Mining was also included in BdF’s analysis. Although it represents 2% of slave labor cases between 1995 and 2025, it is among the most environmentally destructive activities. MapBiomas data show that in areas where Amazon forest cover declined, land use for legal and illegal mining increased by 1,063% between 1985 and 2024.
Remote locations where these activities take place are a key factor enabling worker exploitation. Isolation makes it harder for workers to seek help or even be seen by others, explained social worker Brígida Rocha dos Santos, a CPT agent in Maranhão who has monitored slave labor complaints since 2002.
Another contributing factor, she said, is the uneven reach of inspections in rural areas, both in combating slave labor and environmental crimes.
“These inspections, whether focused on slave labor or environmental violations, occur far more frequently in rural areas, where farms, charcoal plants and mining sites are located,” she said.
The survey also shows that 10% of workers found in slave-like conditions were employed in temporary crop farming. However, CPT data do not specify which crops, which may include soy, corn, cotton or other, less environmentally damaging commodities.
According to CPT classifications, rural slave labor cases involve activities such as deforestation, cattle ranching, tree monocultures, plant extraction, sugarcane cultivation, temporary and permanent crops, charcoal production and mining. In urban areas, cases are concentrated in construction, garment production and other services.
Forest destruction and the erosion of ways of life
As environmentally destructive activities advance into forest areas, they also undermine the ways of life of traditional peoples and communities, including fishers, riverine populations and Indigenous peoples. Dispossessed of their knowledge systems and traditional livelihoods, these groups become more vulnerable to degrading forms of work.
“This process tends to drive forced migration, especially among rural workers,” Lima said, citing riverine communities affected both by the exploitation of their territories and by extreme climate events.
As the climate crisis deepens, many of these communities may lose their lands altogether. “They will face rising river levels or the expansion of projects that disrupt their ways of life, pushing them into precarious labor alternatives, whether in rural or urban settings,” he said.

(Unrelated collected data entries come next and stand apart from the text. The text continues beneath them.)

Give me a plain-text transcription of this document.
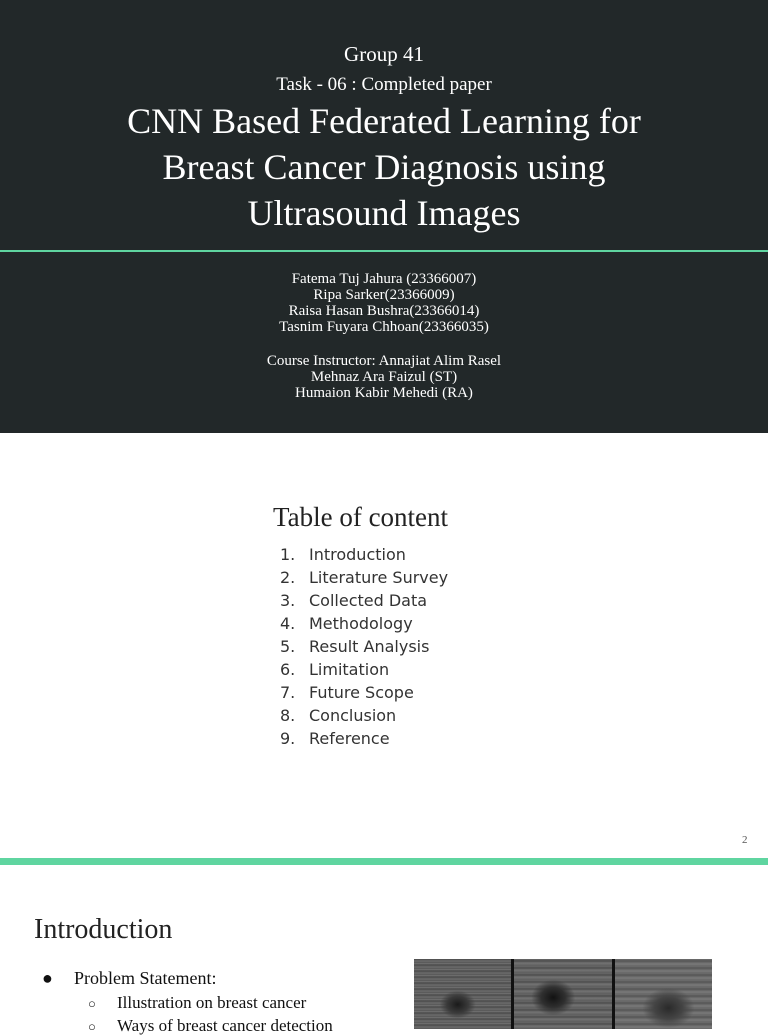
Group 41
Task - 06 : Completed paper
CNN Based Federated Learning for
Breast Cancer Diagnosis using
Ultrasound Images
Fatema Tuj Jahura (23366007)
Ripa Sarker(23366009)
Raisa Hasan Bushra(23366014)
Tasnim Fuyara Chhoan(23366035)
Course Instructor: Annajiat Alim Rasel
Mehnaz Ara Faizul (ST)
Humaion Kabir Mehedi (RA)
Table of content
1. Introduction
2. Literature Survey
3. Collected Data
4. Methodology
5. Result Analysis
6. Limitation
7. Future Scope
8. Conclusion
9. Reference
2
Introduction
● Problem Statement:
○ Illustration on breast cancer
○ Ways of breast cancer detection
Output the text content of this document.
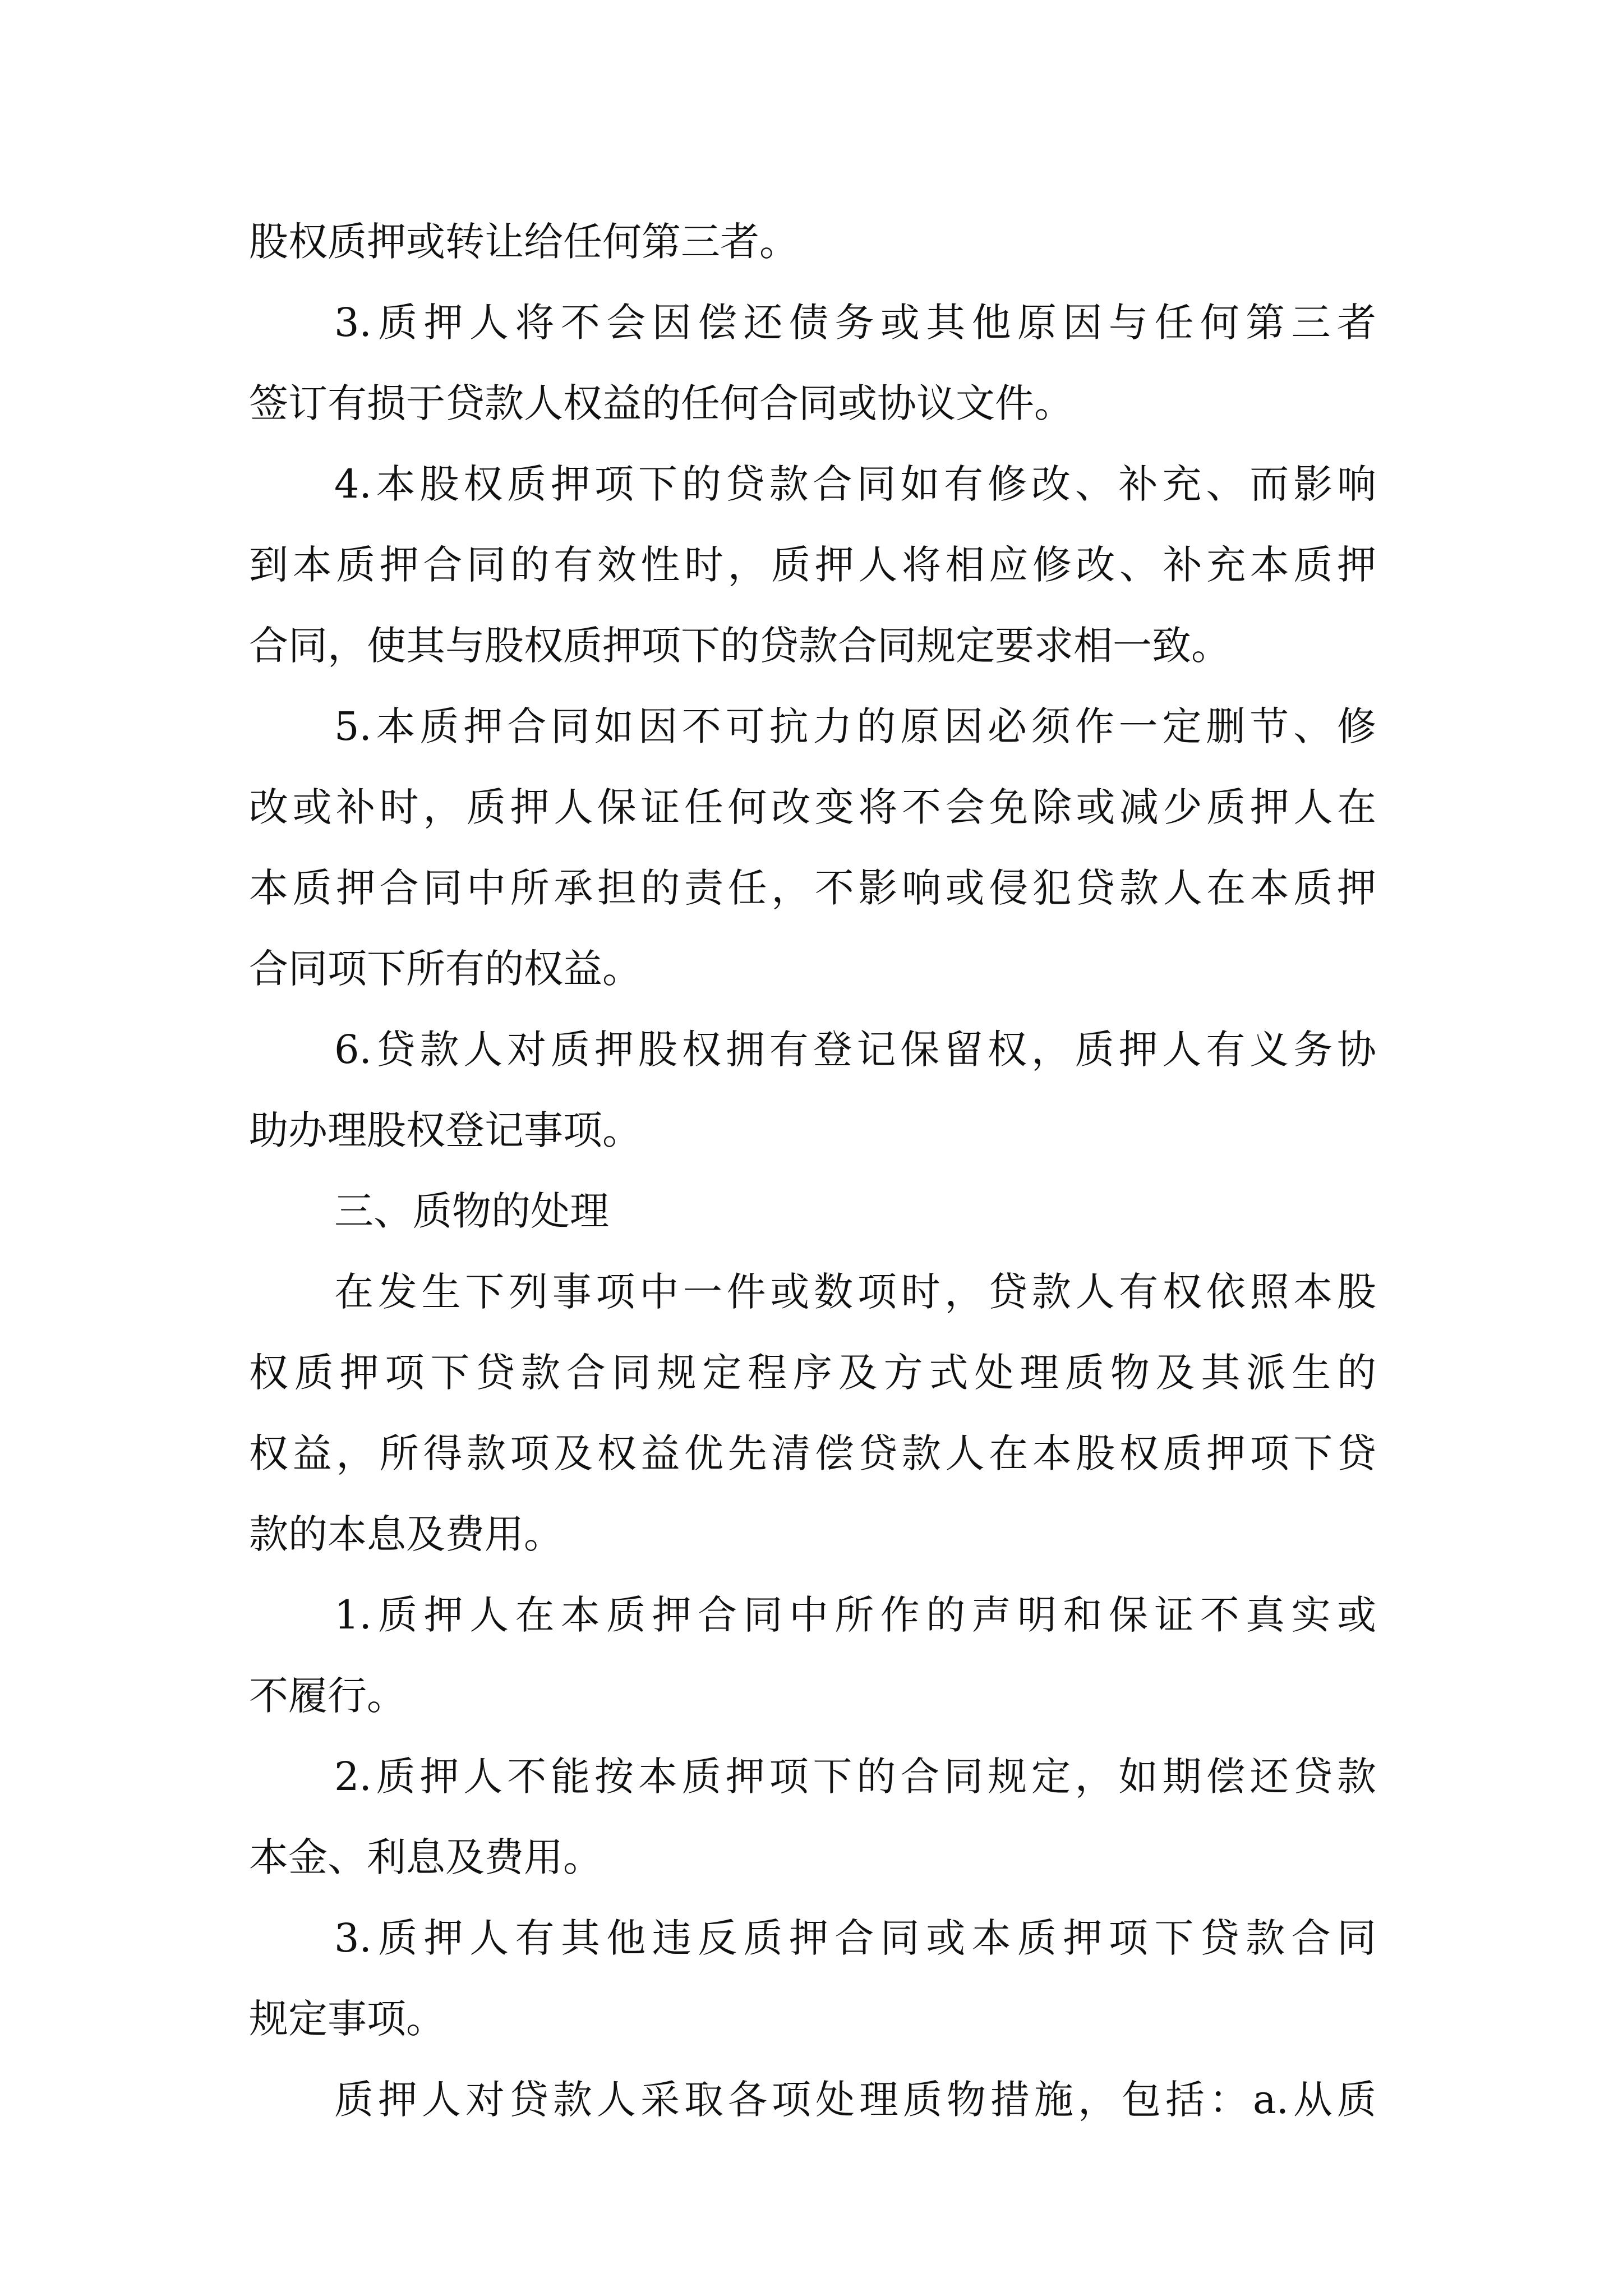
股权质押或转让给任何第三者。
3.质押人将不会因偿还债务或其他原因与任何第三者
签订有损于贷款人权益的任何合同或协议文件。
4.本股权质押项下的贷款合同如有修改、补充、而影响
到本质押合同的有效性时，质押人将相应修改、补充本质押
合同，使其与股权质押项下的贷款合同规定要求相一致。
5.本质押合同如因不可抗力的原因必须作一定删节、修
改或补时，质押人保证任何改变将不会免除或减少质押人在
本质押合同中所承担的责任，不影响或侵犯贷款人在本质押
合同项下所有的权益。
6.贷款人对质押股权拥有登记保留权，质押人有义务协
助办理股权登记事项。
三、质物的处理
在发生下列事项中一件或数项时，贷款人有权依照本股
权质押项下贷款合同规定程序及方式处理质物及其派生的
权益，所得款项及权益优先清偿贷款人在本股权质押项下贷
款的本息及费用。
1.质押人在本质押合同中所作的声明和保证不真实或
不履行。
2.质押人不能按本质押项下的合同规定，如期偿还贷款
本金、利息及费用。
3.质押人有其他违反质押合同或本质押项下贷款合同
规定事项。
质押人对贷款人采取各项处理质物措施，包括：a.从质
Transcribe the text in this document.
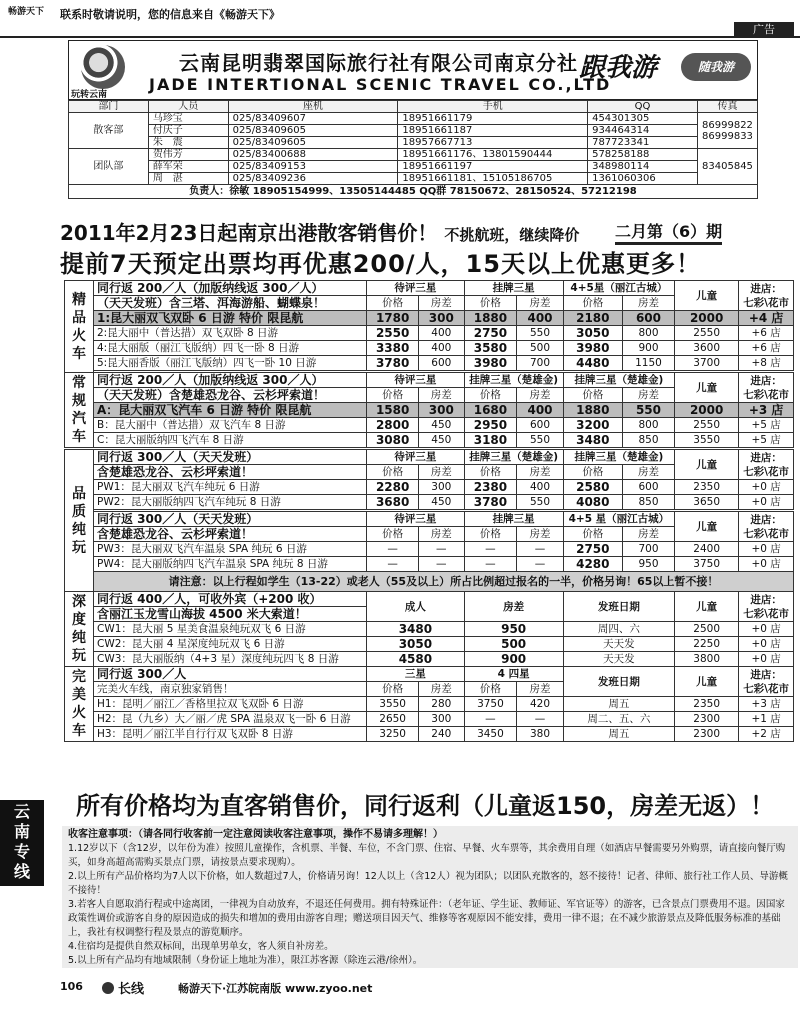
畅游天下 联系时敬请说明，您的信息来自《畅游天下》
广告
玩转云南
云南昆明翡翠国际旅行社有限公司南京分社
JADE INTERTIONAL SCENIC TRAVEL CO.,LTD
跟我游	随我游
部门	人员	座机	手机	QQ	传真
散客部	马珍宝	025/83409607	18951661179	454301305	86999822
86999833
	付庆子	025/83409605	18951661187	934464314	
	朱　震	025/83409605	18957667713	787723341	
团队部	贺伟芳	025/83400688	18951661176、13801590444	578258188	83405845
	薛军荣	025/83409153	18951661197	348980114	
	周　湛	025/83409236	18951661181、15105186705	1361060306	
负责人：徐敏 18905154999、13505144485 QQ群 78150672、28150524、57212198					
2011年2月23日起南京出港散客销售价！ 不挑航班，继续降价 二月第（6）期
提前7天预定出票均再优惠200/人，15天以上优惠更多！
精品火车	同行返 200／人（加版纳线返 300／人）	待评三星		挂牌三星		4+5星（丽江古城）		儿童	进店：
七彩\花市
	（天天发班）含三塔、洱海游船、蝴蝶泉！	价格	房差	价格	房差	价格	房差		
	1:昆大丽双飞双卧 6 日游 特价 限昆航	1780	300	1880	400	2180	600	2000	+4 店
	2:昆大丽中（普达措）双飞双卧 8 日游	2550	400	2750	550	3050	800	2550	+6 店
	4:昆大丽版（丽江飞版纳）四飞一卧 8 日游	3380	400	3580	500	3980	900	3600	+6 店
	5:昆大丽香版（丽江飞版纳）四飞一卧 10 日游	3780	600	3980	700	4480	1150	3700	+8 店

常规汽车	同行返 200／人（加版纳线返 300／人）	待评三星		挂牌三星（楚雄金)		挂牌三星（楚雄金)		儿童	进店：
七彩\花市
	（天天发班）含楚雄恐龙谷、云杉坪索道！	价格	房差	价格	房差	价格	房差		
	A：昆大丽双飞汽车 6 日游 特价 限昆航	1580	300	1680	400	1880	550	2000	+3 店
	B：昆大丽中（普达措）双飞汽车 8 日游	2800	450	2950	600	3200	800	2550	+5 店
	C：昆大丽版纳四飞汽车 8 日游	3080	450	3180	550	3480	850	3550	+5 店

品质纯玩	同行返 300／人（天天发班）	待评三星		挂牌三星（楚雄金)		挂牌三星（楚雄金)		儿童	进店：
七彩\花市
	含楚雄恐龙谷、云杉坪索道！	价格	房差	价格	房差	价格	房差		
	PW1：昆大丽双飞汽车纯玩 6 日游	2280	300	2380	400	2580	600	2350	+0 店
	PW2：昆大丽版纳四飞汽车纯玩 8 日游	3680	450	3780	550	4080	850	3650	+0 店

	同行返 300／人（天天发班）	待评三星		挂牌三星		4+5 星（丽江古城）		儿童	进店：
七彩\花市
	含楚雄恐龙谷、云杉坪索道！	价格	房差	价格	房差	价格	房差		
	PW3：昆大丽双飞汽车温泉 SPA 纯玩 6 日游	—	—	—	—	2750	700	2400	+0 店
	PW4：昆大丽版纳四飞汽车温泉 SPA 纯玩 8 日游	—	—	—	—	4280	950	3750	+0 店
	请注意：以上行程如学生（13-22）或老人（55及以上）所占比例超过报名的一半，价格另询！65以上暂不接！								
深度纯玩	同行返 400／人，可收外宾（+200 收）	成人		房差		发班日期		儿童	进店：
七彩\花市
	含丽江玉龙雪山海拔 4500 米大索道！								
	CW1：昆大丽 5 星美食温泉纯玩双飞 6 日游	3480		950		周四、六		2500	+0 店
	CW2：昆大丽 4 星深度纯玩双飞 6 日游	3050		500		天天发		2250	+0 店
	CW3：昆大丽版纳（4+3 星）深度纯玩四飞 8 日游	4580		900		天天发		3800	+0 店
完美火车	同行返 300／人	三星		4 四星		发班日期		儿童	进店：
七彩\花市
	完美火车线，南京独家销售！	价格	房差	价格	房差				
	H1：昆明／丽江／香格里拉双飞双卧 6 日游	3550	280	3750	420	周五		2350	+3 店
	H2：昆（九乡）大／丽／虎 SPA 温泉双飞一卧 6 日游	2650	300	—	—	周二、五、六		2300	+1 店
	H3：昆明／丽江半自行行双飞双卧 8 日游	3250	240	3450	380	周五		2300	+2 店
所有价格均为直客销售价，同行返利（儿童返150，房差无返）！
云南专线
收客注意事项：（请各同行收客前一定注意阅读收客注意事项，操作不易请多理解！）
1.12岁以下（含12岁，以年份为准）按照儿童操作，含机票、半餐、车位，不含门票、住宿、早餐、火车票等，其余费用自理（如酒店早餐需要另外购票，请直接向餐厅购买，如身高超高需购买景点门票，请按景点要求现购）。
2.以上所有产品价格均为7人以下价格，如人数超过7人，价格请另询！12人以上（含12人）视为团队；以团队充散客的，怒不接待！记者、律师、旅行社工作人员、导游概不接待！
3.若客人自愿取消行程或中途离团，一律视为自动放弃，不退还任何费用。拥有特殊证件：（老年证、学生证、教师证、军官证等）的游客，已含景点门票费用不退。因国家政策性调价或游客自身的原因造成的损失和增加的费用由游客自理；赠送项目因天气、维修等客观原因不能安排，费用一律不退；在不减少旅游景点及降低服务标准的基础上，我社有权调整行程及景点的游览顺序。
4.住宿均是提供自然双标间，出现单男单女，客人须自补房差。
5.以上所有产品均有地域限制（身份证上地址为准），限江苏客源（除连云港/徐州）。
106	长线	畅游天下·江苏皖南版 www.zyoo.net
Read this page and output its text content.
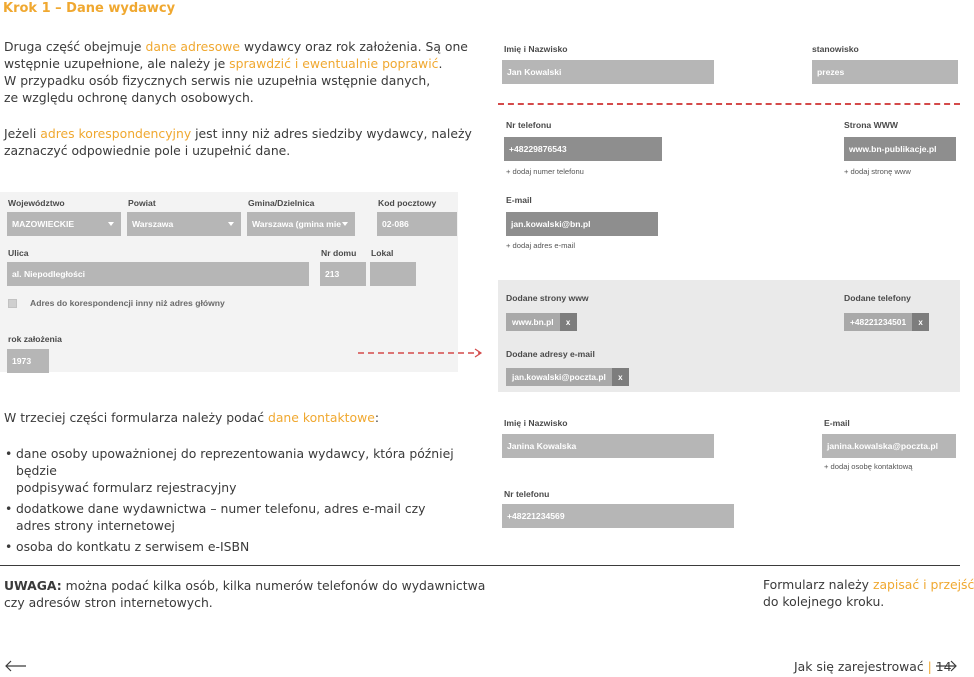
Krok 1 – Dane wydawcy
Druga część obejmuje dane adresowe wydawcy oraz rok założenia. Są one
wstępnie uzupełnione, ale należy je sprawdzić i ewentualnie poprawić.
W przypadku osób fizycznych serwis nie uzupełnia wstępnie danych,
ze względu ochronę danych osobowych.
Jeżeli adres korespondencyjny jest inny niż adres siedziby wydawcy, należy
zaznaczyć odpowiednie pole i uzupełnić dane.
Imię i Nazwisko
Jan Kowalski
stanowisko
prezes
Nr telefonu
+48229876543
+ dodaj numer telefonu
Strona WWW
www.bn-publikacje.pl
+ dodaj stronę www
Województwo
MAZOWIECKIE
Powiat
Warszawa
Gmina/Dzielnica
Warszawa (gmina mie
Kod pocztowy
02-086
Ulica
al. Niepodległości
Nr domu
213
Lokal
Adres do korespondencji inny niż adres główny
rok założenia
1973
E-mail
jan.kowalski@bn.pl
+ dodaj adres e-mail
Dodane strony www
www.bn.pl	x
Dodane telefony
+48221234501	x
Dodane adresy e-mail
jan.kowalski@poczta.pl	x
W trzeciej części formularza należy podać dane kontaktowe:
• dane osoby upoważnionej do reprezentowania wydawcy, która później będzie
podpisywać formularz rejestracyjny
• dodatkowe dane wydawnictwa – numer telefonu, adres e-mail czy
adres strony internetowej
• osoba do kontkatu z serwisem e-ISBN
Imię i Nazwisko
Janina Kowalska
E-mail
janina.kowalska@poczta.pl
+ dodaj osobę kontaktową
Nr telefonu
+48221234569
UWAGA: można podać kilka osób, kilka numerów telefonów do wydawnictwa
czy adresów stron internetowych.
Formularz należy zapisać i przejść
do kolejnego kroku.
Jak się zarejestrować | 14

During the 30th United Nations Climate Change Conference (COP30), held in Belém, Pará, the Labor Prosecutor’s Office launched the publication Climate Change and the Protection of the Working Environment, which warns of the links between the climate crisis and labor relations.
In one article focusing on slave labor, author Luciana Paula Conforti argues that “economic activities that adopt illegal practices, without proper repression by the Brazilian state, drive a highly harmful combination that dehumanizes workers and degrades the environment.”
The “dirty list”
At the end of 2025, Brazil’s Ministry of Labor and Employment released an updated version of the Register of Employers who have subjected workers to conditions analogous to slavery, known as the “Dirty List” – a public transparency mechanism.
The new update includes 159 employers, 101 individuals and 58 companies, representing a 20% increase compared to the previous edition.
According to Brazil’s Labor Inspection Authority, the cases included in this update occurred between 2020 and 2025 and involved the rescue of 1,530 workers.
Among the economic activities most frequently listed are cattle ranching, with 20 cases; domestic work, with 15; coffee cultivation, with nine; and construction, with eight. Overall, 84% of the listed cases are linked to rural economic activities.
How to report
Reports of labor conditions analogous to slavery can be made confidentially through the Ipê System, launched on May 15, 2020, by Brazil’s Labor Inspection Secretariat in partnership with the International Labour Organization (ILO).
The Ipê System is the only platform exclusively dedicated to receiving complaints related to slave labor and is fully integrated into Brazil’s National Framework for Assisting Victims of Slave Labor.